In most pre-election surveys, one general option commonly omitted is Third Party, in principle any third party, even marijuana or monarchist, should you wish. If you reside in a state whose electoral college results are uncontested, where the two most prominent presidential candidates don't bother to advertise, as I do (NY), your vote for either major candidate is unnecessary and thus wasted. By contrast, a third-party vote counts to keep that option on the ballot and thus to publicize the alternatives it presents. A lot of third-party votes would keep either behemoth from attaining a majority. Thus, even when I don't much like the candidate, I customarily vote Libertarian.

Skeptical Essays (2010)

Later in the 1960s I recall hearing about a Pembroker whom I knew, whose name I can't now remember, dammit. When she applied for a secretarial position at the CIA, she was asked what she was doing at a meeting around 1961 entirely of students that arranged to have the anti-left film Operation Abolition come to Brown, when the Fulton Lewis III, a right-wing commentator, debated our chaplain Charlie Baldwin over its subject—the prophetic student protests at Berkeley in 1960. What upset me then and now was not just that the CIA must have had an informant on campus but that the informant must have been a student, whom most of us would think less reliable at providing information about his or her classmates than an adult. Indeed, I still object not only to CIA spying at Brown but to any government “intelligence” agency bestowing on someone so young a license to abuse classmates behind their backs, as perhaps this Pembroker was, say, by a guy whose sexual advances were refused.

“Brown University, Fifty Years Later” (2010)

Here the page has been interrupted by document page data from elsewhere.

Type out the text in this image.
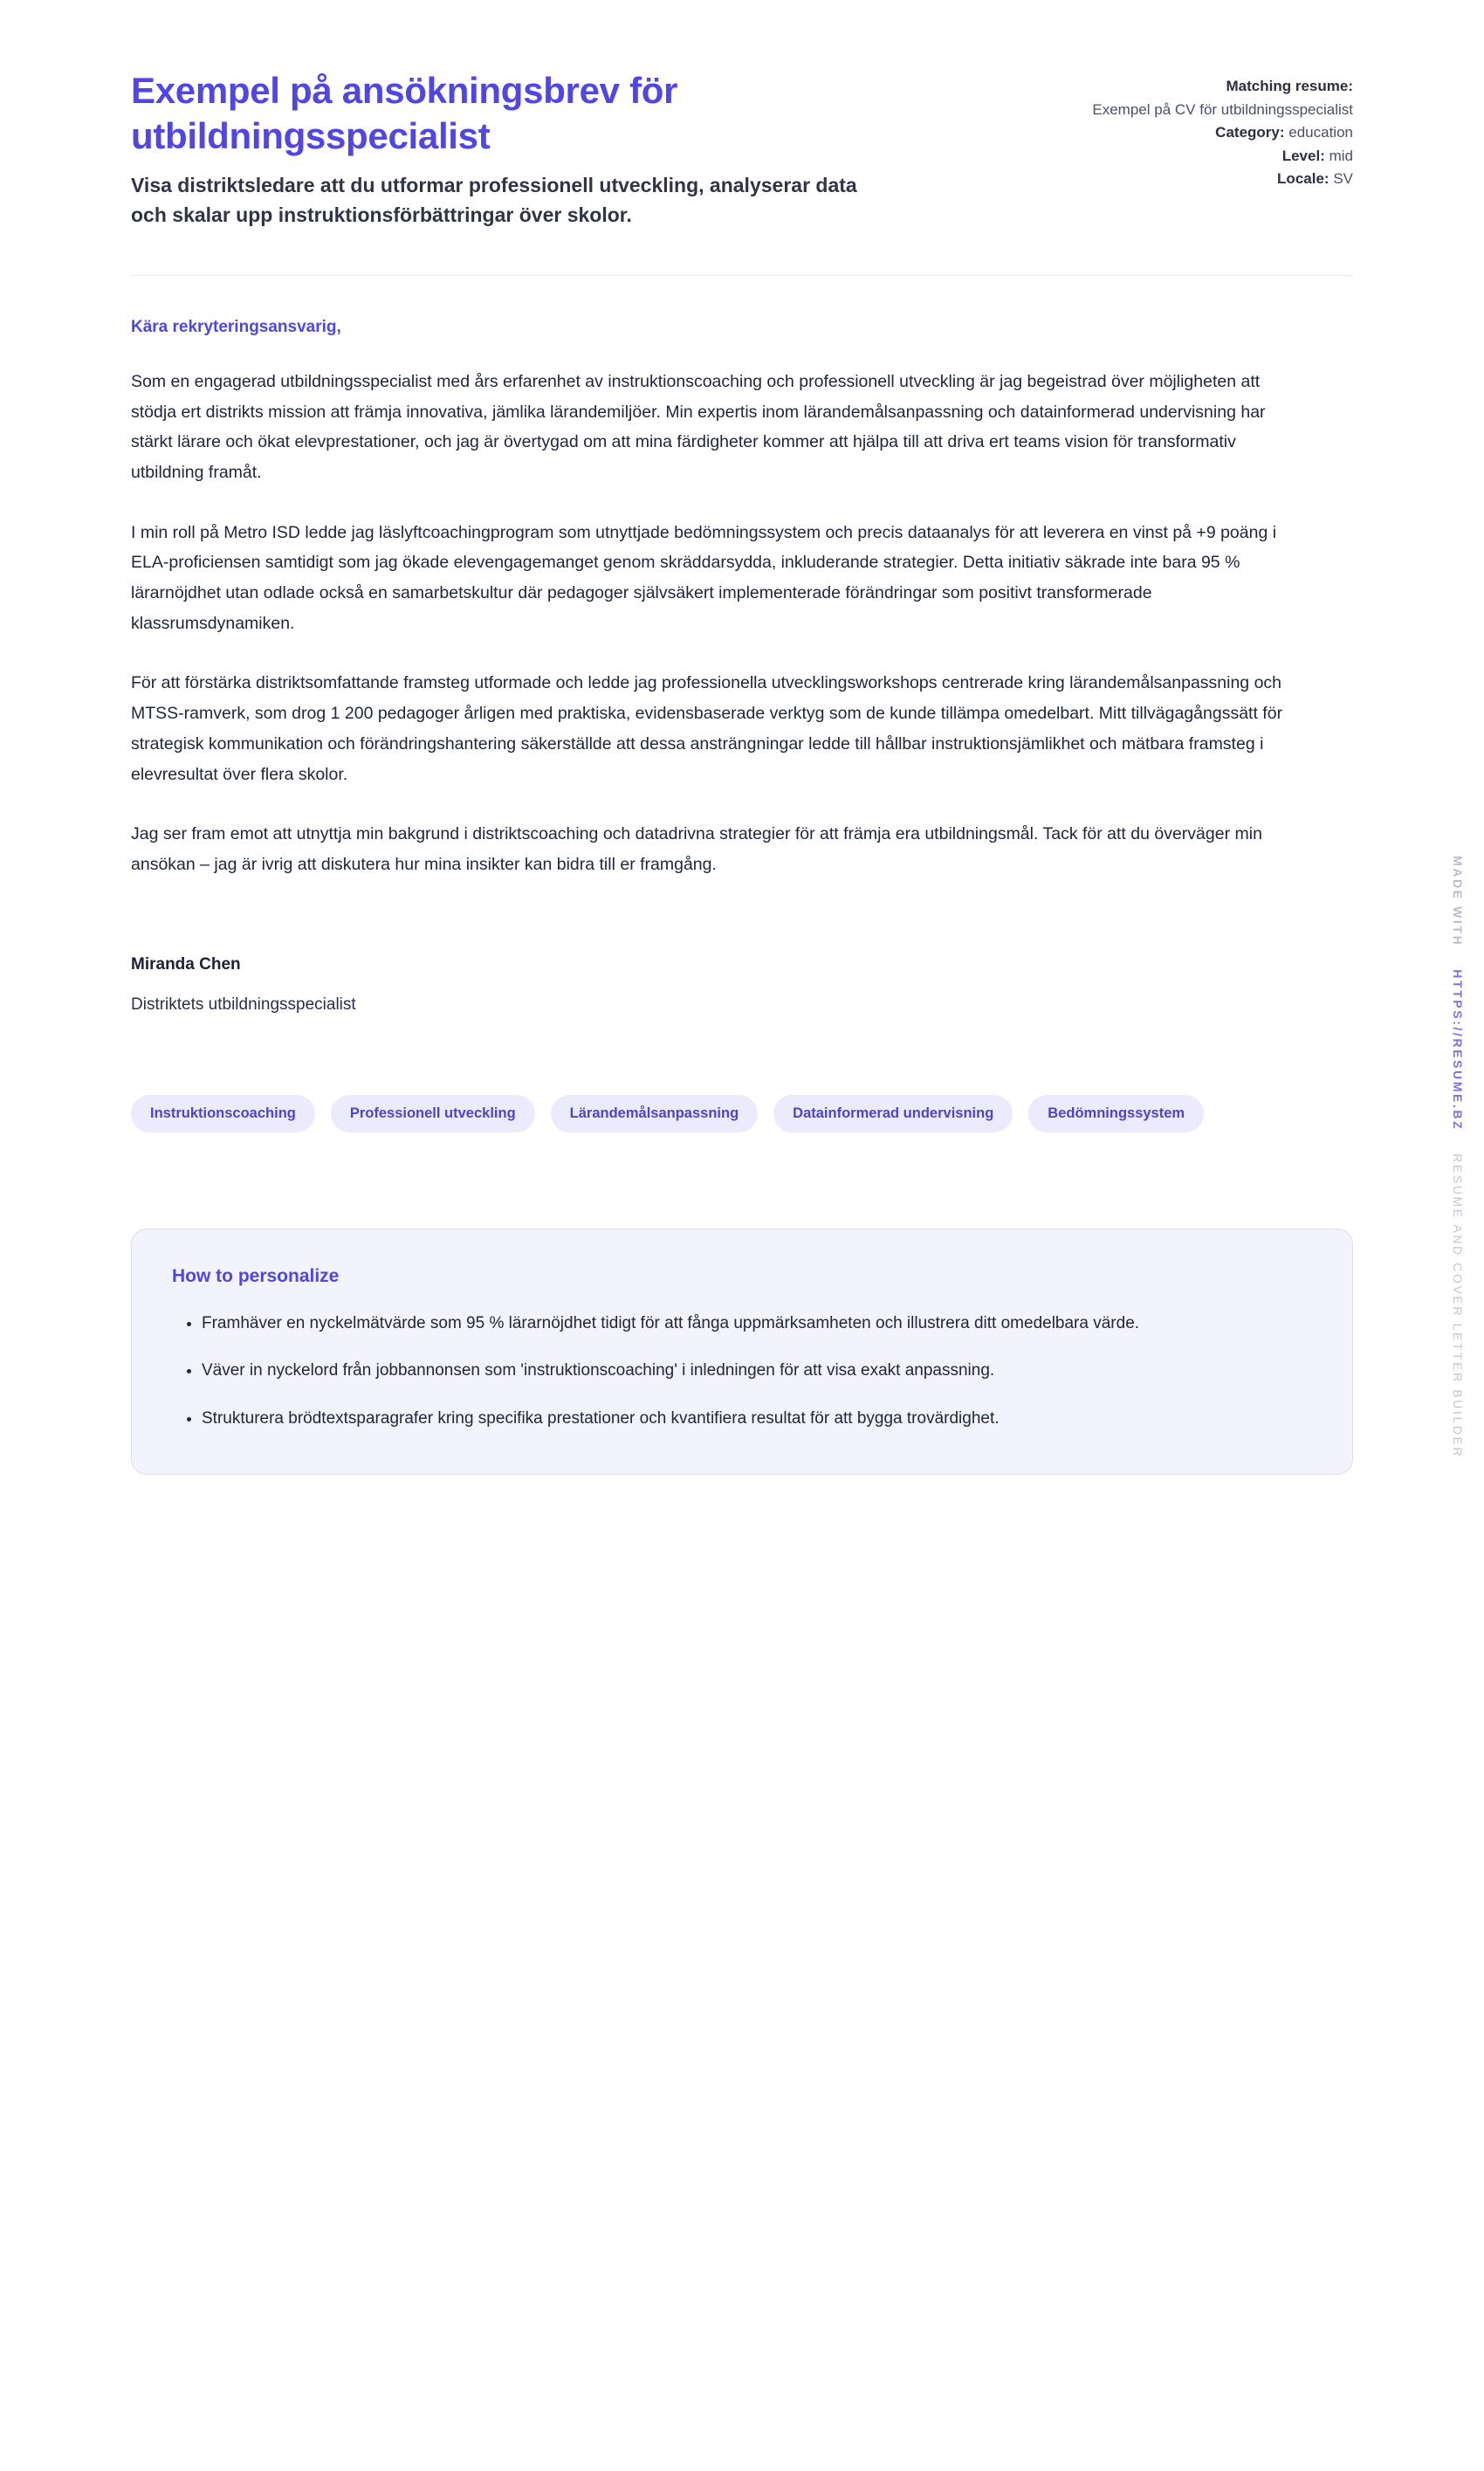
Exempel på ansökningsbrev för utbildningsspecialist

Visa distriktsledare att du utformar professionell utveckling, analyserar data och skalar upp instruktionsförbättringar över skolor.

Matching resume:
Exempel på CV för utbildningsspecialist
Category: education
Level: mid
Locale: SV

Kära rekryteringsansvarig,

Som en engagerad utbildningsspecialist med års erfarenhet av instruktionscoaching och professionell utveckling är jag begeistrad över möjligheten att stödja ert distrikts mission att främja innovativa, jämlika lärandemiljöer. Min expertis inom lärandemålsanpassning och datainformerad undervisning har stärkt lärare och ökat elevprestationer, och jag är övertygad om att mina färdigheter kommer att hjälpa till att driva ert teams vision för transformativ utbildning framåt.

I min roll på Metro ISD ledde jag läslyftcoachingprogram som utnyttjade bedömningssystem och precis dataanalys för att leverera en vinst på +9 poäng i ELA-proficiensen samtidigt som jag ökade elevengagemanget genom skräddarsydda, inkluderande strategier. Detta initiativ säkrade inte bara 95 % lärarnöjdhet utan odlade också en samarbetskultur där pedagoger självsäkert implementerade förändringar som positivt transformerade klassrumsdynamiken.

För att förstärka distriktsomfattande framsteg utformade och ledde jag professionella utvecklingsworkshops centrerade kring lärandemålsanpassning och MTSS-ramverk, som drog 1 200 pedagoger årligen med praktiska, evidensbaserade verktyg som de kunde tillämpa omedelbart. Mitt tillvägagångssätt för strategisk kommunikation och förändringshantering säkerställde att dessa ansträngningar ledde till hållbar instruktionsjämlikhet och mätbara framsteg i elevresultat över flera skolor.

Jag ser fram emot att utnyttja min bakgrund i distriktscoaching och datadrivna strategier för att främja era utbildningsmål. Tack för att du överväger min ansökan – jag är ivrig att diskutera hur mina insikter kan bidra till er framgång.

Miranda Chen

Distriktets utbildningsspecialist

Instruktionscoaching	Professionell utveckling	Lärandemålsanpassning	Datainformerad undervisning	Bedömningssystem

How to personalize

• Framhäver en nyckelmätvärde som 95 % lärarnöjdhet tidigt för att fånga uppmärksamheten och illustrera ditt omedelbara värde.
• Väver in nyckelord från jobbannonsen som 'instruktionscoaching' i inledningen för att visa exakt anpassning.
• Strukturera brödtextsparagrafer kring specifika prestationer och kvantifiera resultat för att bygga trovärdighet.
MADE WITH    HTTPS://RESUME.BZ    RESUME AND COVER LETTER BUILDER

I've never smoked cigarettes and tend to dislike the practice, much as I dislike certain notions of homosexual sex; but many of my best friends appear to do both, dangers to their health notwithstanding. And though they remain my friends, I have no more sympathy for smokers who die of lung cancer than butt-fuckers who die of AIDS or race-drivers who die in car crashes. Sympathetic though I might be to attempts to eradicate behaviors I dislike, I also know they are doomed to fail. Mayor Ed Koch, always verbally sharp, once joked that advising homosexuals to refuse sex is like telling the ocean to stop rolling, creating in my mind an ultimate image of vain activity. Though attempts to legislate the end of smoking are not likely to be any more successful, our current mayor, fresh from great corporate success in the English-language investment info biz, believes he can. I doubt it.

“A Sea-Change in New York City” (2002-2003)

Since the costly "war on drugs" has not been won, while that in Iraq has stalled at great continuing expense, why not focus government energies on the War on Overweight, which obviously takes more lives prematurely than either recreational drugs or war (not to mention automobiles). Though victory here might be similarly elusive, two charms of the War on Overweight are that it would be as lot less costly (unless those laid off at the DEA become the ObesePolice) and that failure here might discourage our government from declaring further wars, all wars.